Enfin, les visions philosophiques de Wells et de Pal semblent aux antipodes l’une de l’autre : au socialisme pessimiste de Wells répond l’optimisme du réfugié hongrois Pal qui s’est brillamment intégré à Hollywood.

A elles seules, ces philosophies et les histoires personnelles qui les sous-tendent pourraient expliquer le « happy end » hollywoodien et la déchéance progressive de l’humanité et de la Terre décrite chez Wells.

 

En un court roman de 200 pages environ, Wells posait une quantité impressionnante de problématiques sociales, anthropologiques et même techniques qui ne pouvaient toutes être transcrites. De plus, sa philosophie socialiste et pessimiste ne pouvait être portée tel quel à l’écran hollywoodien : ceci explique pourquoi le film ne pouvait rester jusqu’au bout fidèle au livre qui l’inspirait.

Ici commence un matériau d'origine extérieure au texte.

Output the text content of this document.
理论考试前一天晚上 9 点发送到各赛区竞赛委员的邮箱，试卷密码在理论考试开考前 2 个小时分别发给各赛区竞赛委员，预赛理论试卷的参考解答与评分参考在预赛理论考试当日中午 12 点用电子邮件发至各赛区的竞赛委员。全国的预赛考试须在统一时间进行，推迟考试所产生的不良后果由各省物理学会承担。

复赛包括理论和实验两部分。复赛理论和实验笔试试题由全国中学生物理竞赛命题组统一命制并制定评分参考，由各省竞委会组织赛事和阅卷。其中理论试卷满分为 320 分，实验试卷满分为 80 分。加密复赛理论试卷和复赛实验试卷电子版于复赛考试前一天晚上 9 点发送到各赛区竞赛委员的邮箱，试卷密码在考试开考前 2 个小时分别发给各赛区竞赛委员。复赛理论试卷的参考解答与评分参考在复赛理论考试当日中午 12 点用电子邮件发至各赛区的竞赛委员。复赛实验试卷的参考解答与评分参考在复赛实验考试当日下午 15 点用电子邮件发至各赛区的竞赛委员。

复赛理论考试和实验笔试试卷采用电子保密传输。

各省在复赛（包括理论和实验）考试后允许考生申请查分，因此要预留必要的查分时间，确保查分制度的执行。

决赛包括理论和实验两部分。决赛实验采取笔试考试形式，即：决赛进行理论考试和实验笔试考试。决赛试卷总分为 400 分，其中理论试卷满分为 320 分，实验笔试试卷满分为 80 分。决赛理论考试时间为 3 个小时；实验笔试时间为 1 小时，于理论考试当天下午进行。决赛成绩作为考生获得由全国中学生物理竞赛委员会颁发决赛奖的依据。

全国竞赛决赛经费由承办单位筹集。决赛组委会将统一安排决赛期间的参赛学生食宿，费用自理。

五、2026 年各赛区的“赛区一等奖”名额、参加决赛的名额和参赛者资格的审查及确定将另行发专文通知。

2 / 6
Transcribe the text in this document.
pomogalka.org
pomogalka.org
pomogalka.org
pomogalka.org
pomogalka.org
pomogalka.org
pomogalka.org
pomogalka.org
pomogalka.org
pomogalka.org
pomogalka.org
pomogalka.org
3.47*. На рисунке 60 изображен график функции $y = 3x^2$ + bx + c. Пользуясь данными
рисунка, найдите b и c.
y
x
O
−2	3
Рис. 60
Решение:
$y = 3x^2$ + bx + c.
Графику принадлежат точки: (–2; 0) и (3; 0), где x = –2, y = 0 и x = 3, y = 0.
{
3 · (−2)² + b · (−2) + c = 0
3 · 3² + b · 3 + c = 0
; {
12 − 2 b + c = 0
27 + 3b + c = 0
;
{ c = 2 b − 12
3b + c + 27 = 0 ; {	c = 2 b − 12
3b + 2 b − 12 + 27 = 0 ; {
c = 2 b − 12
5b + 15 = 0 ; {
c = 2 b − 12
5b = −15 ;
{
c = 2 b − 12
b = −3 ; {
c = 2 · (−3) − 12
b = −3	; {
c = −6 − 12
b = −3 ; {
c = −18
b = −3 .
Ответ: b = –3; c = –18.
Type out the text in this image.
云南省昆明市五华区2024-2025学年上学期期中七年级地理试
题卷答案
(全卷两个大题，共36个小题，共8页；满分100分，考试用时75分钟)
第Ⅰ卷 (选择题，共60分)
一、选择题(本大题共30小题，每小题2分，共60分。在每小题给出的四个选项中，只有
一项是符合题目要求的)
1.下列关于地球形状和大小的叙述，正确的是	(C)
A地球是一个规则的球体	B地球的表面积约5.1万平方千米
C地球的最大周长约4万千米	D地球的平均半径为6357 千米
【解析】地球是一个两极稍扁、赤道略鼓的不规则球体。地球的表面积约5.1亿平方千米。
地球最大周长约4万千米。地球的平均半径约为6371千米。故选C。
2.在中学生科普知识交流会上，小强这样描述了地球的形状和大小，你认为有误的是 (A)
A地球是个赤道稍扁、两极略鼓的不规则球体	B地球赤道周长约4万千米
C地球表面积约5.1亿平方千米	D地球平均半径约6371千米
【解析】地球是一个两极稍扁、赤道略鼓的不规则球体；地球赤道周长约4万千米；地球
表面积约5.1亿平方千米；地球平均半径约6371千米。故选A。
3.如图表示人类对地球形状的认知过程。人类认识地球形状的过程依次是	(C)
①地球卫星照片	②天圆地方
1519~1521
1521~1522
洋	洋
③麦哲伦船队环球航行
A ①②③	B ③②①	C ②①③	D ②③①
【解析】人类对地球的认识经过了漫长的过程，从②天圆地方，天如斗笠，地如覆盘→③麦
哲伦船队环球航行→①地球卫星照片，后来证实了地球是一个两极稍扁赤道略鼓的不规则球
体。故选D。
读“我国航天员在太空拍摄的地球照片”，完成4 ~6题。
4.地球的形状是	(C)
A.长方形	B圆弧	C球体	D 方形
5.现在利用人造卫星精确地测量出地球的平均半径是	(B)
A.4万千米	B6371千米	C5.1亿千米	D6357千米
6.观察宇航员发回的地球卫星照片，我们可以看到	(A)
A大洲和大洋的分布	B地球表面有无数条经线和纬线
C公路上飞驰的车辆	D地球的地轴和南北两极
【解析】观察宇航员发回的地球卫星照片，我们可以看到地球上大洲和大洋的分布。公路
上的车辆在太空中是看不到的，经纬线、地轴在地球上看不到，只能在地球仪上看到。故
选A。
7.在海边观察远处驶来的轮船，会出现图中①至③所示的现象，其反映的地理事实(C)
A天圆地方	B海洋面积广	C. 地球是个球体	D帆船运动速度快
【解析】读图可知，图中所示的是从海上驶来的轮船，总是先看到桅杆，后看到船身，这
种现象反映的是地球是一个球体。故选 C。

Malgré tout, il faut rendre justice à George Pal d’avoir réalisé une œuvre cinématographique remarquablement fidèle à l’ambiance du livre, avec des adaptations intelligentes, tels les arrêts durant les guerres ou encore la machine elle-même, à peine évoquée dans le livre, mais dont la coupole tournoyante restera gravée dans les mémoires des cinéphiles.

Avec le triple respect de l’essentiel de l’histoire du roman, de son atmosphère et enfin des interrogations philosophiques qui le traversent, même si c’est pour aboutir à une issue différente, George Pal réussit la gageure de nous restituer presque intacte la magie du roman de Wells. A ce titre, ce maître du fantastique et des effets spéciaux mérite bien le titre de « marchand de rêve », et les nombreuses récompenses qui jalonnent sa carrière.